The university created the “Words Matter Task Force” to evaluate “the terms and language conventions” used in the school’s curriculum that “may hinder effective communication, harm morale, and deliberately or inadvertently exclude people from feeling accepted to foment a health and inclusive culture,” according to the College Fix.
“Given the importance of communication and the Information and Technology Services core value of inclusivity, the Words Matter Task Force was formed and charged with identifying terms used within ITS that are, or can be construed to be, racist, sexist, or non-inclusive,” the university explained in a 10-page document.
The problematic words the group identified include: “privileged account,” “handicapped,” “blacklist,” “crazy,” “grandfathered,” and “dummy.”

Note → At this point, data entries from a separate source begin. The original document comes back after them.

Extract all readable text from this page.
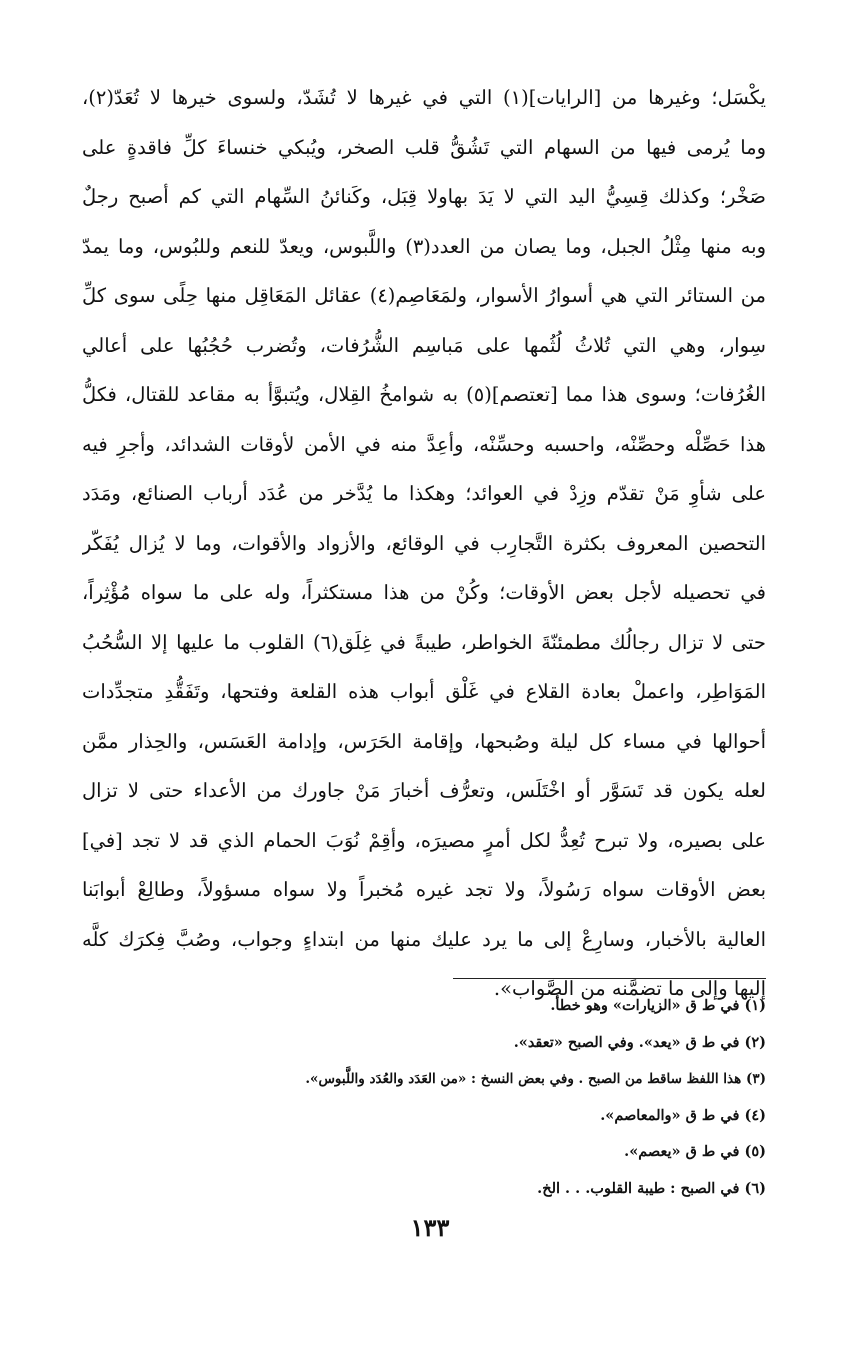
يكْسَل؛ وغيرها من [الرايات](١) التي في غيرها لا تُشَدّ، ولسوى خيرها لا تُعَدّ(٢)،
وما يُرمى فيها من السهام التي تَشُقُّ قلب الصخر، ويُبكي خنساءَ كلِّ فاقدةٍ على
صَخْر؛ وكذلك قِسِيُّ اليد التي لا يَدَ بهاولا قِبَل، وكَنائنُ السِّهام التي كم أصبح رجلٌ
وبه منها مِثْلُ الجبل، وما يصان من العدد(٣) واللَّبوس، ويعدّ للنعم وللبُوس، وما يمدّ
من الستائر التي هي أسوارُ الأسوار، ولمَعَاصِم(٤) عقائل المَعَاقِل منها حِلًى سوى كلِّ
سِوار، وهي التي تُلاثُ لُثُمها على مَباسِم الشُّرُفات، وتُضرب حُجُبُها على أعالي
الغُرُفات؛ وسوى هذا مما [تعتصم](٥) به شوامخُ القِلال، ويُتبوَّأ به مقاعد للقتال، فكلُّ
هذا حَصِّلْه وحصِّنْه، واحسبه وحسِّنْه، وأعِدَّ منه في الأمن لأوقات الشدائد، وأجرِ فيه
على شأوِ مَنْ تقدّم وزِدْ في العوائد؛ وهكذا ما يُدَّخر من عُدَد أرباب الصنائع، ومَدَد
التحصين المعروف بكثرة التَّجارِب في الوقائع، والأزواد والأقوات، وما لا يُزال يُفَكّر
في تحصيله لأجل بعض الأوقات؛ وكُنْ من هذا مستكثراً، وله على ما سواه مُؤْثِراً،
حتى لا تزال رجالُك مطمئنّةَ الخواطر، طيبةً في غِلَق(٦) القلوب ما عليها إلا السُّحُبُ
المَوَاطِر، واعملْ بعادة القلاع في غَلْق أبواب هذه القلعة وفتحها، وتَفَقُّدِ متجدِّدات
أحوالها في مساء كل ليلة وصُبحها، وإقامة الحَرَس، وإدامة العَسَس، والحِذار ممَّن
لعله يكون قد تَسَوَّر أو اخْتَلَس، وتعرُّف أخبارَ مَنْ جاورك من الأعداء حتى لا تزال
على بصيره، ولا تبرح تُعِدُّ لكل أمرٍ مصيرَه، وأقِمْ نُوَبَ الحمام الذي قد لا تجد [في]
بعض الأوقات سواه رَسُولاً، ولا تجد غيره مُخبراً ولا سواه مسؤولاً، وطالِعْ أبوابَنا
العالية بالأخبار، وسارِعْ إلى ما يرد عليك منها من ابتداءٍ وجواب، وصُبَّ فِكرَك كلَّه
إليها وإلى ما تضمَّنه من الصَّواب».
(١) في ط ق «الزيارات» وهو خطأ.
(٢) في ط ق «يعد». وفي الصبح «تعقد».
(٣) هذا اللفظ ساقط من الصبح . وفي بعض النسخ : «من العَدَد والعُدَد واللَّبوس».
(٤) في ط ق «والمعاصم».
(٥) في ط ق «يعصم».
(٦) في الصبح : طيبة القلوب. . . الخ.
١٣٣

Phrases students and faculty members should avoid saying include: “Long time no see,” “Crack the whip,” “Low man on the totem pole,” “Off the reservation,” and “Sold down the river.”
“Picnic” is also an offensive word, according to the task force, which suggested using “gathering” instead.
The task force did not explain its reasoning regarding the word “picnic”, but a Reuters fact check confirmed that the term does not have racist origins.
“The word picnic derives from the 17th century French word ‘pique-nique,’ a term used to describe a social gathering in which attendees each contributed with a portion of food or another useful item,” according to David Pilgrim, author of several books on the history and cultural symbols of the Jim Crow era.
In a statement, a spokesman for the University of Michigan admitted the new guidelines are a “work in progress.”
“This effort remains a work in progress, but it’s important to remember this is an educational effort about language that will allow the ITS team to better serve the entire university community,” he said. “All educational work around language is undertaken within the context of the university’s strong and long-standing policies on freedom of speech.”